それはおそらく1960年代のアメリカがやり残した「宿題」だ。制度では解決しない差別。感情こそが問題なのだけれど、では果たして「黒人を怖がらない」って可能なのか? もはや無意識レベルの認識の問題である。そんなものはどうしようもない。そういうわけでアメリカは2020年まで黒人差別問題を積み残してしまった。
さて、最初の問いはこうだった。なぜブラックライブズマターのようなゴールのない運動が可能になったか? なぜこんな無目的な運動が拡大することができたのか?
しかし僕たちはここで、問いのほうが間違っていたことに気づく。ブラックライブズマター運動は、ゴールを設定してはいけない運動だったのだ。無目的でなければならない運動だったのだ。なぜなら、この運動の矛先は、政府や白人警官ではなく、私たち自身の感情であり認識なのだから。「黒人は怖くて危険」という無意識レベルでの恐怖を自分たち自身で振り払うための運動なのだ。だからその手段はひとつ。言い聞かせること。それだけ。自分自身に言い聞かせるために、僕たちは「ブラックライブズマター」と唱え続けている。つまり、ゴールは外部にある制度の変更ではなく、自分たち自身の認識の変更である。だから、一見してただ言い聞かせるだけの無目的な運動に見えるのだと思う。
4.中庸は悪というロジック
もうひとつこの運動で興味深いことがある。
それは「中庸は、悪を放置していると同義だから、すなわち悪である」という新しいロジックだ。わたしはこれまでこういうロジックを聞いたことがなかった。新鮮な驚きがあった。facebookを運営するfacebook社は、これまで自社プラットフォーム内での政治的な発言に対して一貫して中立の立場をとってきた。プラットフォームはすべての人間に開かれるべきであり、そのためには政治的に常にフラットであるべきだ、というのが彼らの主張だ。
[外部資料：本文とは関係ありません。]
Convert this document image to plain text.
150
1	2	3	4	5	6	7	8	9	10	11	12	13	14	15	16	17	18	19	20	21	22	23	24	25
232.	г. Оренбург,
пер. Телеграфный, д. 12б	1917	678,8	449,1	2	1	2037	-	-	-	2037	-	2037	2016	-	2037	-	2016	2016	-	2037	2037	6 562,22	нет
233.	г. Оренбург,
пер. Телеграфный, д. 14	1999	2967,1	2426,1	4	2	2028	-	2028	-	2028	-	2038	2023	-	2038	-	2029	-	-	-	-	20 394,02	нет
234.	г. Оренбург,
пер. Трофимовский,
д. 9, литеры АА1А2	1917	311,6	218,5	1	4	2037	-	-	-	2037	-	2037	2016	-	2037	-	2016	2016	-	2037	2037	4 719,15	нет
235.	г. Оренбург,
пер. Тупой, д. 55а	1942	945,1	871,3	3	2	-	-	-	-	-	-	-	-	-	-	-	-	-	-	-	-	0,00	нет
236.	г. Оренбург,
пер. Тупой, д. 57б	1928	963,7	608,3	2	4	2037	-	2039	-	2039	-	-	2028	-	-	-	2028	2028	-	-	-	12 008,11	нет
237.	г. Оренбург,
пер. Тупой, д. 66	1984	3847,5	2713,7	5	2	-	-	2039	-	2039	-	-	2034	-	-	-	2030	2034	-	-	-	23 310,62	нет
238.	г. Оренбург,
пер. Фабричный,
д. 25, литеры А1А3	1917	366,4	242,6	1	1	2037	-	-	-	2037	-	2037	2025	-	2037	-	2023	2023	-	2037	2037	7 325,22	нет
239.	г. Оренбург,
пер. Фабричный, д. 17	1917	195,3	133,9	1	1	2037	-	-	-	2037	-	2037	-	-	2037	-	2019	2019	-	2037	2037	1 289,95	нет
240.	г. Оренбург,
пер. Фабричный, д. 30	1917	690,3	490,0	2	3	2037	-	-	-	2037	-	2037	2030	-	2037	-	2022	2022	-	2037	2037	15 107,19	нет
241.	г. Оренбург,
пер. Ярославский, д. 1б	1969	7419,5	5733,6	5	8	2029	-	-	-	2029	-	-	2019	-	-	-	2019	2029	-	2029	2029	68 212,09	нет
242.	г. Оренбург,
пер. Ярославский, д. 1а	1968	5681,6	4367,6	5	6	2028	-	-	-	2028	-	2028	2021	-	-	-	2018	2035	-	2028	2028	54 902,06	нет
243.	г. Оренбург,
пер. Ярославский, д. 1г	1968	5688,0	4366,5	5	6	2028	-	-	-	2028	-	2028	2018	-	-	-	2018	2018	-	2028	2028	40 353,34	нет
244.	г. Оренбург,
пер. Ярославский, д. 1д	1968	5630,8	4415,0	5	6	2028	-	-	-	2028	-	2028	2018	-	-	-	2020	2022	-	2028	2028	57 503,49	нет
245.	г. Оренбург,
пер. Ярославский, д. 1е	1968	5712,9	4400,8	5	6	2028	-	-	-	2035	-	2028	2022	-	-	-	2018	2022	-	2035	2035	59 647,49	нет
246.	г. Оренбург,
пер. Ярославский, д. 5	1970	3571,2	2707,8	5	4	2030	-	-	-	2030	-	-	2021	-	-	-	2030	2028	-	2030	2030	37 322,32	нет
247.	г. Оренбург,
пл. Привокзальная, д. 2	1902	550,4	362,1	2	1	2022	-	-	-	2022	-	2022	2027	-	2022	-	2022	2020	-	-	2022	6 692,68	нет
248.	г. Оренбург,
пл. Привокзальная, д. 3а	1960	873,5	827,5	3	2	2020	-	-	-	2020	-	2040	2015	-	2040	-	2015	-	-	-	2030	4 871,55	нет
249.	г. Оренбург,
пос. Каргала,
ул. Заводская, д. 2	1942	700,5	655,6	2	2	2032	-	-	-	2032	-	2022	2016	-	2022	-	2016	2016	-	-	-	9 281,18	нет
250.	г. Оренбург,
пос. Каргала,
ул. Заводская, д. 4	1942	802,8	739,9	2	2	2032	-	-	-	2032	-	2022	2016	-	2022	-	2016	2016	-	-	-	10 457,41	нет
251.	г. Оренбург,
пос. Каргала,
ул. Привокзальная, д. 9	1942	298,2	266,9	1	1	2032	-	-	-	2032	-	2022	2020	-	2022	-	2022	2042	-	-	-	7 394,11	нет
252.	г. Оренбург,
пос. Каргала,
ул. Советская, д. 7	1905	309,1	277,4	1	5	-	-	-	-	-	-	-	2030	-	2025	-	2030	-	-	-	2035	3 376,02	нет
実にリベラルらしい信念だし、私もこの意見に賛同してきた。実に正しい。
しかし一方で「中庸は悪」派の主張はこうだ。多様性を破壊する人種差別主義は、政治的意見などではなく、暴力や戦争といったような思想を超えて人類が否定すべきものである。だからこれらを放置することは、悪を放置することと同じである。ということらしい。
納得できるような、納得できないような。何か心にもやもやするものが残る。でもあの喧噪のなかでこういう主張をされたら、受け入れざる負えない。facebook社もおそらくしぶしぶだろうが、この主張を受け入れてプラットフォームの改修を余儀なくされた。西海岸的リベラリズムが敗北した瞬間である。多様性(黒人)を受け入れるために、多様性(民族主義/白人至上主義)を制限する。それほどにアメリカの人種差別問題は根深いということだろう。アメリカはまだまだ面白い。